A ascensão de nomes como Trump, Bolsonaro, Orbán e Kaczyński indica que se trata de algo em escala global, dentro das novas conformações do modo de produção capitalista em arrojar seus meios de expropriação.
O desapego à realidade como estratégia de defesa vem sendo o principal expediente dos que se encontram acossados pelas revelações do The Intercept Brasil. No dia 16 de julho, o ex-juiz Sérgio Moro partiu para o ataque em relação às divulgações dos diálogos o envolvendo junto a Dallagnol e demais procuradores que atuam na Lava Jato. Em sua conta no Twitter, acusou a imprensa de estar promovendo uma campanha em defesa da corrupção.
Moro opera na lógica do bolsonarismo: a do conflito permanente e maniqueísta contra espantalhos e moinhos de vento. Sua visão simplificadora e reducionista parte do princípio de que os meios de comunicação que não se comportam como O Antagonista, incensando os egos do ex-magistrado e dos integrantes da Força Tarefa, são prepostos da corrupção.
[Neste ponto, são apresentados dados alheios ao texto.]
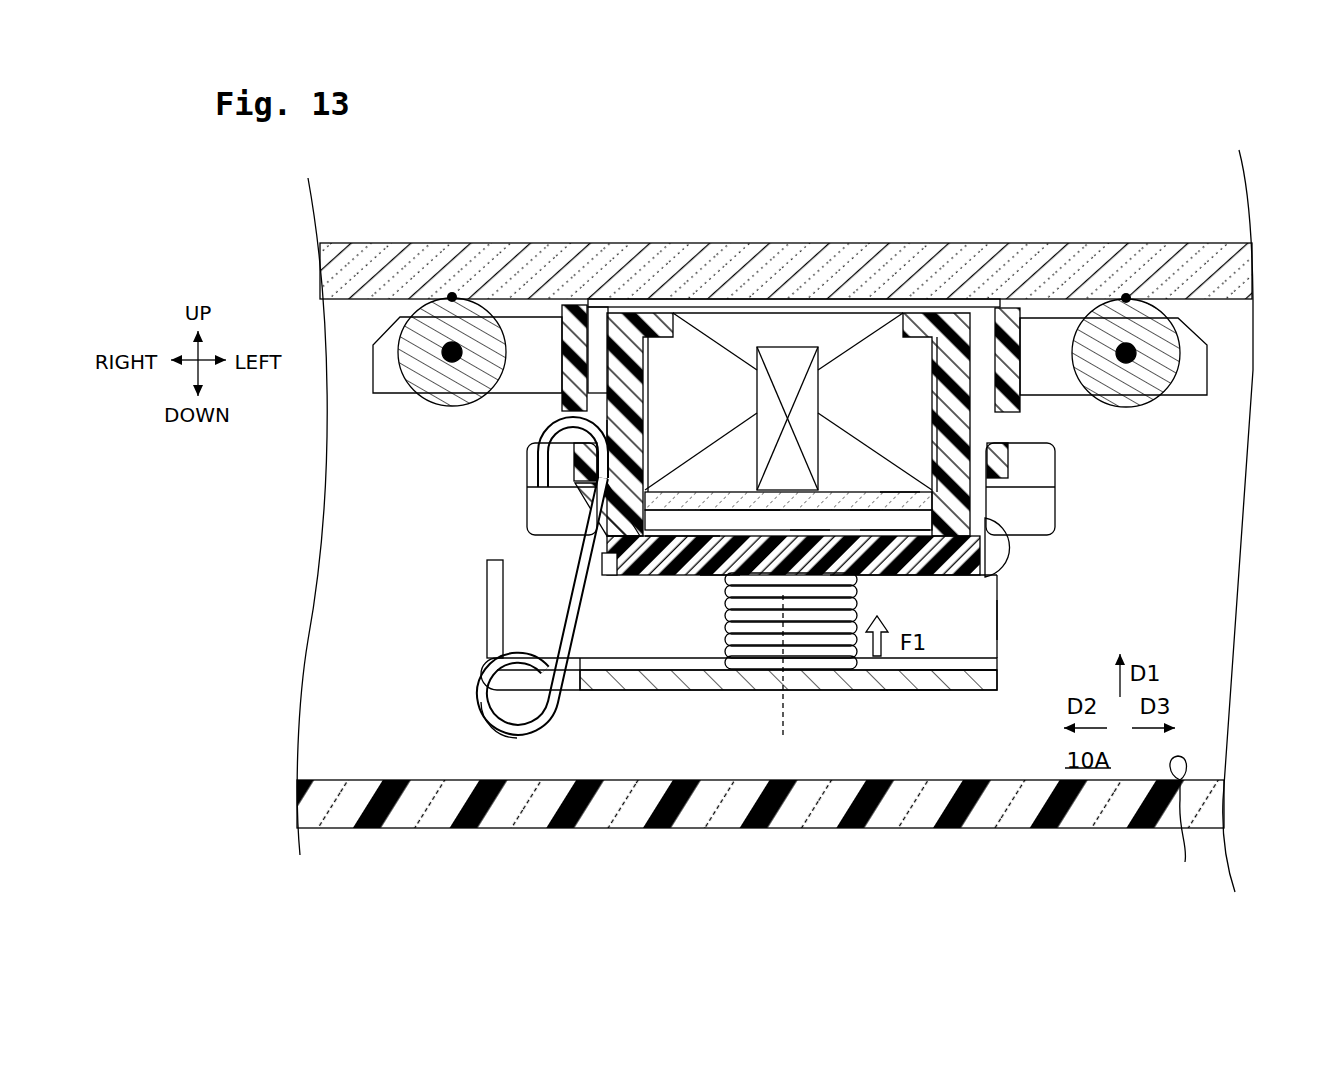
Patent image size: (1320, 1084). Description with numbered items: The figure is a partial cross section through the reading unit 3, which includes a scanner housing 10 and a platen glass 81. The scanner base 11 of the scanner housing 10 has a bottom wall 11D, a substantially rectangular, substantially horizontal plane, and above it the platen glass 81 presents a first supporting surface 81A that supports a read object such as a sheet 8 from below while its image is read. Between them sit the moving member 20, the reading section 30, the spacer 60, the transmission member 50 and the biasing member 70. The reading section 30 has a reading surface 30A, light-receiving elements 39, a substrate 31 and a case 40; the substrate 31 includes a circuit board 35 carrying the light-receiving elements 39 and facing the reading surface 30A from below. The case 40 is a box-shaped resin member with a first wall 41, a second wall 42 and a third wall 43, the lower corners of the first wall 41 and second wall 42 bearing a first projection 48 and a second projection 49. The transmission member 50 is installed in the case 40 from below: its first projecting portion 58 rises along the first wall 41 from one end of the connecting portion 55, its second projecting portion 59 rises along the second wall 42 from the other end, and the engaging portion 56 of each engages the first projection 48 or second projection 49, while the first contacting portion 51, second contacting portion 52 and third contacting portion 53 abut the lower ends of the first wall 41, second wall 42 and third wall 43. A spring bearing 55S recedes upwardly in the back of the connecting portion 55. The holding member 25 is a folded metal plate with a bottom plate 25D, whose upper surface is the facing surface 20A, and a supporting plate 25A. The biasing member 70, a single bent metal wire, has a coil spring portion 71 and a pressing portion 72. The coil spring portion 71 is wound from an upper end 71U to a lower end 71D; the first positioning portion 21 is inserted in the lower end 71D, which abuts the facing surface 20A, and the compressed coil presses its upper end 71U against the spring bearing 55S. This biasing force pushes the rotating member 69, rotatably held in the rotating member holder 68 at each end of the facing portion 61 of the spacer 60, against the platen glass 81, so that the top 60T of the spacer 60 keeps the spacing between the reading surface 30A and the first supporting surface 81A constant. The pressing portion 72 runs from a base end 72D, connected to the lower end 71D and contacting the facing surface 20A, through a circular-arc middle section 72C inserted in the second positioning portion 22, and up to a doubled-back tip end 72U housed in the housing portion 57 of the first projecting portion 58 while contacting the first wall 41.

The reading unit 3 is at (845, 666).
The sheet 8 is at (296, 585).
The scanner housing 10 is at (760, 841).
The scanner base 11 is at (1140, 832).
The bottom wall 11D is at (1195, 825).
The moving member 20 is at (776, 708).
The facing surface 20A is at (980, 662).
The first positioning portion 21 is at (787, 678).
The second positioning portion 22 is at (520, 686).
The holding member 25 is at (973, 674).
The supporting plate 25A is at (955, 628).
The bottom plate 25D is at (905, 673).
The reading section 30 is at (788, 388).
The reading surface 30A is at (778, 312).
The substrate 31 is at (882, 518).
The circuit board 35 is at (893, 492).
The light-receiving elements 39 is at (803, 378).
The case 40 is at (604, 310).
The first wall 41 is at (665, 370).
The second wall 42 is at (930, 370).
The third wall 43 is at (740, 520).
The first projection 48 is at (560, 500).
The second projection 49 is at (1035, 500).
The transmission member 50 is at (1078, 552).
The first contacting portion 51 is at (585, 500).
The second contacting portion 52 is at (1015, 555).
The third contacting portion 53 is at (860, 530).
The connecting portion 55 is at (815, 530).
The spring bearing 55S is at (722, 638).
The engaging portion 56 is at (570, 497).
The housing portion 57 is at (574, 458).
The first projecting portion 58 is at (524, 440).
The second projecting portion 59 is at (1058, 443).
The spacer 60 is at (1012, 316).
The top of the spacer 60T is at (452, 297).
The facing portion 61 is at (572, 305).
The rotating member holder 68 is at (378, 360).
The rotating member 69 is at (440, 365).
The biasing member 70 is at (676, 600).
The coil spring portion 71 is at (741, 623).
The upper end of the coil spring portion 71U is at (722, 578).
The lower end of the coil spring portion 71D is at (858, 672).
The pressing portion 72 is at (564, 595).
The middle section 72C is at (492, 745).
The base end 72D is at (728, 665).
The tip end 72U is at (630, 445).
The platen glass 81 is at (1177, 240).
The first supporting surface 81A is at (1246, 243).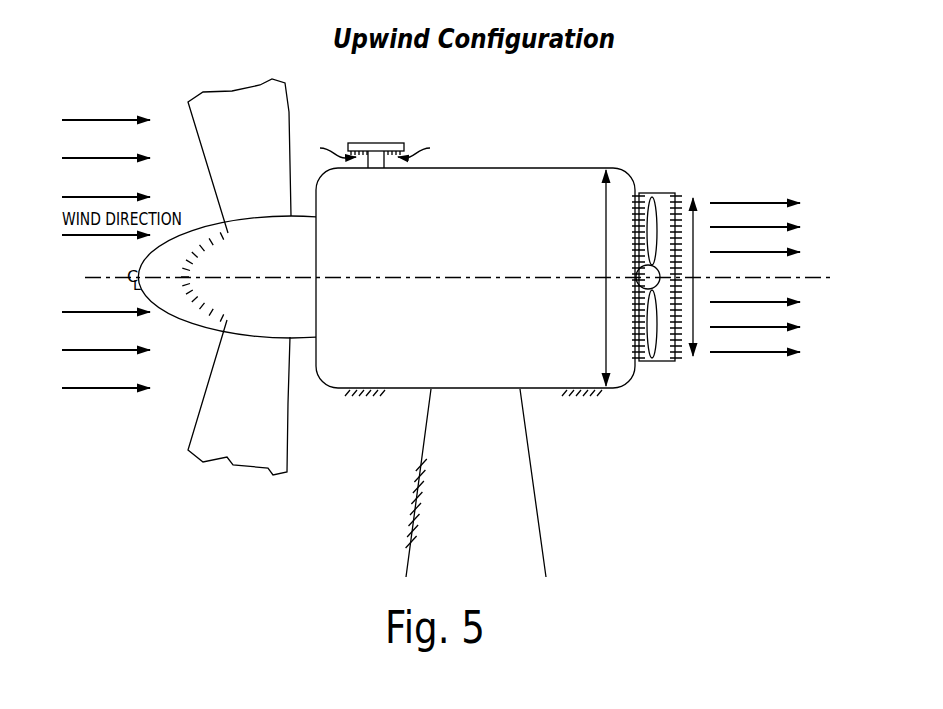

A tese de Moro não tem um pingo de racionalidade – e nem precisa ter, já que não é nela que se ampara a maior parte das forças que dão suporte ao bolsonarismo. Embora as últimas pesquisas apontem uma queda da popularidade do presidente, indicam também certa consolidação do seu núcleo duro de apoio. É para este núcleo que Bolsonaro e Moro se dirigem.
No artigo “A revolta conservadora”, publicado na Piauí de dezembro, o professor de filosofia Marcos Nobre observa que Bolsonaro, ao emular Trump nas redes sociais, adota um modus operandi comum aos expoentes do que chama de “nova internacional conservadora’.
Segundo ele, a tática geral é simples: inexiste pretensão de governar para todo mundo, e sim para uma base social e eleitoral que, embora não seja maioria, é grande o suficiente para sustentar um governo. Fidelizar essa base é fundamental para se manter no poder desde que se consiga expandi-la em momentos críticos, a exemplo das eleições, por meio da produção de inimigos odientos que ajudem a inflar a bolha bolsonarista. É esta expansão que garante a maioria circunstancial e necessária para a vitória.
Em um artigo escrito em 1915, Lima Barreto queixa-se do regime republicano, o qual considera uma expressão da mais brutal plutocracia e da mais intensa adulação aos capitalistas internacionais e aos “charlatões tintos com uma sabedoria de pacotilha”. Três anos depois, ele escreve não achar razoável que os “derrubadores de regime” queiram modelar todas as almas nas formas de suas próprias.
Quando Bolsonaro fala que passar fome no Brasil é uma grande mentira, dirige-se não aos indignados óbvios, os mesmos que espumam quando ouvem declarações como as que minimizam o desmatamento na Amazônia. Fala, sim, à coesão de sua tropa de choque e, de forma menos explícita, aos capitalistas internacionais que almejam consolidar sua plutocracia por meio do abocanhamento dos recursos da seguridade social e de nossas riquezas minerais. Para isso, pouco importa se o charlatanismo com sabedoria de pacotilha venha da Virgínia.